What was the first show you attended? And the latest?

In the mid-80s I was at a concert of a mates band which name I can't recall. The last concert probably was the Testament concert in Nuremberg.

Getting back to Entera, what are you plans about playing live? Do you have anything scheduled?

We have worked in our new Guitarist, so that we can play as support band now. The first gig with the new line-up we had 2 weeks ago nearby Frankfurt. Now we try to get some more. The next five are already confirmed. We have not had the chance to play in Italy. Maybe you can arrange something.

Are you already working on the follow-up to "The War Goes On"? Can you give us any news about it?

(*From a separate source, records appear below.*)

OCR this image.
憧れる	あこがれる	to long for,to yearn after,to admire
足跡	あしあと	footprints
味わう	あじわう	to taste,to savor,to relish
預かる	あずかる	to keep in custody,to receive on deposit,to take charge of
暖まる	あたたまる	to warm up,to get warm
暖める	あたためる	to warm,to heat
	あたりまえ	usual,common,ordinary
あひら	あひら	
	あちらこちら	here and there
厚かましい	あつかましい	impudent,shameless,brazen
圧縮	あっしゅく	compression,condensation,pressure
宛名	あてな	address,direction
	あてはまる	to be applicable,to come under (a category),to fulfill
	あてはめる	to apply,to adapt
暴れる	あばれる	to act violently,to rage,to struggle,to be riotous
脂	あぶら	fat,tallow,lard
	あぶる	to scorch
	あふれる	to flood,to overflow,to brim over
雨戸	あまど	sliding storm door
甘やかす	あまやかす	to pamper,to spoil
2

There is already a follow-up in the making. Six songs are done but when an how they will be published, I don't really know. Maybe we will do a single or EP with 2-4 songs first, and afterwards a full CD. Hopefully right on time for 25th band anniversary. We wanted to make a DVD too. But the opportunity to film at a fitting location hasn't arised yet.

Who is Carsten Lutter, the man behind the musician? What are your interests and what do you do in your everyday life?

In "normal" live I am radio and television technican and work for a messurement and control technology company. Furthermore I collect CDs and have a second Band besides Entera (Andabata, Death Metal).

I guess we can stop here, back at you one last time to conclude the interview as you like.

Many thanks for the interview and greetings to all Readers. Have a look at our web page www.entera.org.